Akrab dan bersahabat, berbincang sambil tersenyum, berjalan-jalan bersama dan bersenang-senang bersama; itu semua bukan cuma cara untuk menjalin hubungan dengan orang lain. Mereka melakukan ini semua untuk membentuk jarak yang sesuai dengan orang lain sehingga mereka tidak akan dibenci, tindakan yang kurasa pantas dipuji.

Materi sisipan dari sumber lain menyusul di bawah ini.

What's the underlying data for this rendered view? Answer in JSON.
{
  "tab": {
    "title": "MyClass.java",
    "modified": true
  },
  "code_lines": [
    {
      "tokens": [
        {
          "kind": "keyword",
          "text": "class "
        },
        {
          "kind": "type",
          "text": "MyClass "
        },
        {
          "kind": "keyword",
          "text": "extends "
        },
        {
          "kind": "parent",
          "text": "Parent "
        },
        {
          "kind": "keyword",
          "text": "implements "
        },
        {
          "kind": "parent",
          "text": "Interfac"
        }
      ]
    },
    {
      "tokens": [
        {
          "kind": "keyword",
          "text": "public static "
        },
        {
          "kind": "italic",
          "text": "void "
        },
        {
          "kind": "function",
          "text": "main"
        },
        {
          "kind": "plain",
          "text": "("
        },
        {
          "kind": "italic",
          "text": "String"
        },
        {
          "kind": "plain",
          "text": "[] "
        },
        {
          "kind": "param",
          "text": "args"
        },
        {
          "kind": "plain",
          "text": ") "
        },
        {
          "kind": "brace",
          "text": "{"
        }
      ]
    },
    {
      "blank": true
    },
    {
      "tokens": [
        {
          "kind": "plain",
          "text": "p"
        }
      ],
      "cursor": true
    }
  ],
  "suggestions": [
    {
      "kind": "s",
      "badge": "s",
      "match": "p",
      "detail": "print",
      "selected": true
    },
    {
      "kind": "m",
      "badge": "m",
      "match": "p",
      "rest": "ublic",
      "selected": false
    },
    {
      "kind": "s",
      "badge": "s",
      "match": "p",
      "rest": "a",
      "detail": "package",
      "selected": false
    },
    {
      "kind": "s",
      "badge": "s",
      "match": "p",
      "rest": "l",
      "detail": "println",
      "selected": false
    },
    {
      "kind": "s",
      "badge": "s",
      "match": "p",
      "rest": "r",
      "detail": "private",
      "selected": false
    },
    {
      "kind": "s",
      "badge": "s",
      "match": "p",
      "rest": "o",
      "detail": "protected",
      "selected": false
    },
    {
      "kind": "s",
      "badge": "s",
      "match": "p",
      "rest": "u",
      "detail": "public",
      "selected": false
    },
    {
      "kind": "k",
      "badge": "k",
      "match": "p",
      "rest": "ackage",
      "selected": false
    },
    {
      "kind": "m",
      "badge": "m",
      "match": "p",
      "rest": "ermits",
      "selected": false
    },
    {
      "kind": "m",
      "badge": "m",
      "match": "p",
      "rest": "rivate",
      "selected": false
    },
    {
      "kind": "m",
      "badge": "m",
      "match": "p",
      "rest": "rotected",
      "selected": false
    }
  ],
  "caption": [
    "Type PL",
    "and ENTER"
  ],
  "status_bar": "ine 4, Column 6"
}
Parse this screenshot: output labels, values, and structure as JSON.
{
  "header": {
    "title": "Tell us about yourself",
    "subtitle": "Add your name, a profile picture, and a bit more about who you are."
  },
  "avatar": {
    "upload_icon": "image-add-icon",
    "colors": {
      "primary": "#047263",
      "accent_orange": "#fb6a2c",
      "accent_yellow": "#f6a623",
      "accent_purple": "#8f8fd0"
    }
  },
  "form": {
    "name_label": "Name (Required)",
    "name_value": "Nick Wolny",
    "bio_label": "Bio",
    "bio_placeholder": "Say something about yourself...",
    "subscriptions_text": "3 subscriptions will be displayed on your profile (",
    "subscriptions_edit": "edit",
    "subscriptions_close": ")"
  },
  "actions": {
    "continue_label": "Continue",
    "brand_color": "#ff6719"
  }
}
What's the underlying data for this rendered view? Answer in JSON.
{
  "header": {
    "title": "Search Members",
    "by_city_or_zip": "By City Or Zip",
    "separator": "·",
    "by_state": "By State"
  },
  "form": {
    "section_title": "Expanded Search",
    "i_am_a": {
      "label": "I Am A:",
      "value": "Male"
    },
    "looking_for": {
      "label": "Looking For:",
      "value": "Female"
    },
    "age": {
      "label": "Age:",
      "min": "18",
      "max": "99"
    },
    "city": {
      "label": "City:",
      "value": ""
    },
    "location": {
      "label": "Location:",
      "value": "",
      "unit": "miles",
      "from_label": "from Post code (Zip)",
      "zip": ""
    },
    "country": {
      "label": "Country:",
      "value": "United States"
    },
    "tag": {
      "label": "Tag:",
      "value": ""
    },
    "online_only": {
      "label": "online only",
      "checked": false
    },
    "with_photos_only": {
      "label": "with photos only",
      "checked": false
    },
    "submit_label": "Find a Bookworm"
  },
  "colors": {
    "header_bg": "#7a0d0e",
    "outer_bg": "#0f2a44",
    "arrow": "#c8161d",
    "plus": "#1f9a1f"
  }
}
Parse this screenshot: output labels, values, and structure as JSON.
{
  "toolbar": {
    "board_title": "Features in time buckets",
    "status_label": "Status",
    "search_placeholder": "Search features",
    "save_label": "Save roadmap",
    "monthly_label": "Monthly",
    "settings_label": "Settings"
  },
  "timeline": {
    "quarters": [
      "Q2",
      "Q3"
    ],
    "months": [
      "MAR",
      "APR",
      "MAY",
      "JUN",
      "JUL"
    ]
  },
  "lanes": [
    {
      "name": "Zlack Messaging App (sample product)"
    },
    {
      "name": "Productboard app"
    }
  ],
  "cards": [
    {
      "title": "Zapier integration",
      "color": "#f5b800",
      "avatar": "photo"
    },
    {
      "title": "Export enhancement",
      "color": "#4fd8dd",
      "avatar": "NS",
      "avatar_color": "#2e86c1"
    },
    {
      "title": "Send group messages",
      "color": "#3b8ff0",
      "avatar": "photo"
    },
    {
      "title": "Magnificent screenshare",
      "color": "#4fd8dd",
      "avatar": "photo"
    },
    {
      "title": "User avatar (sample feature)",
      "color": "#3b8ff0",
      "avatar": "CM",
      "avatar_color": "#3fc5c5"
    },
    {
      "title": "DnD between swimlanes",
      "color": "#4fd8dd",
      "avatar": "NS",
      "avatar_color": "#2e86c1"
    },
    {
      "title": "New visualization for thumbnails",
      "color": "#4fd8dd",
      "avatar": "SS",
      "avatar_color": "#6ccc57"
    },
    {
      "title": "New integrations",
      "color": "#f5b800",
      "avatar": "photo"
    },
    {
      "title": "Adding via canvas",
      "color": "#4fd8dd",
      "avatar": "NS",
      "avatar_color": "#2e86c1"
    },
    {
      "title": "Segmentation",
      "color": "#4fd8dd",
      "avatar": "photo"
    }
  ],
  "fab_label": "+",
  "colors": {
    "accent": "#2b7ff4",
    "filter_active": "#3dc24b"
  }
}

Mungkin seperti ini cara Kawasaki memandang Yukinoshita.

Kamu tidak ada pilihan selain menerimanya, tapi kamu masih tidak bisa mendekati orang itu. Itu karena kamu paham bahwa tidak ada hal bagus yang akan muncul saat salah satu dari kalian mengambil langkah itu untuk dia, bahwa kamu yakin kalian hanya akan menyakiti satu sama lain. itulah kenapa kamu menjaga jarakmu. Ini bukan melarikan diri atau mencoba untuk menghindar, tapi sebuah tindakan realistis untuk menangani situasi ini; untuk menunjukkan rasa hormat.

“Juga, aku rasa untuk sementara ini kami tidak akan bertemu. Kalau aku tidak bertemu dengannya di les, maka lain kali aku berjumpa pasti sewaktu sekolah dimulai, benar? Kelas kita juga berbeda. Tapi kamu bisa berjumpa dengannya untuk klub atau semacamnya, bukan?”

“Tidak, aku rasa aku juga tidak akan berjumpa dengannya sampai sekolah nanti.”

Paling tidak, kami tidak akan dengan sengaja bertemu satu sama lain. Ketika aku memikirkannya, hubunganku dengan Yukinoshita persis itu. Kecuali kami dipaksa, kami tidak akan mendekati satu sama lain. Walau aku juga tidak tahu nomornya.

Setelah kita berjalan melewati persimpangan tersebut, kami menuruni tangga yang mengarah ke bawah bangunan. Langkah kaki menggema dengan pelan.

“Dan meskipun kami bertemu, kami tidak akan benar-benar membicarakan tentang sesuatu.”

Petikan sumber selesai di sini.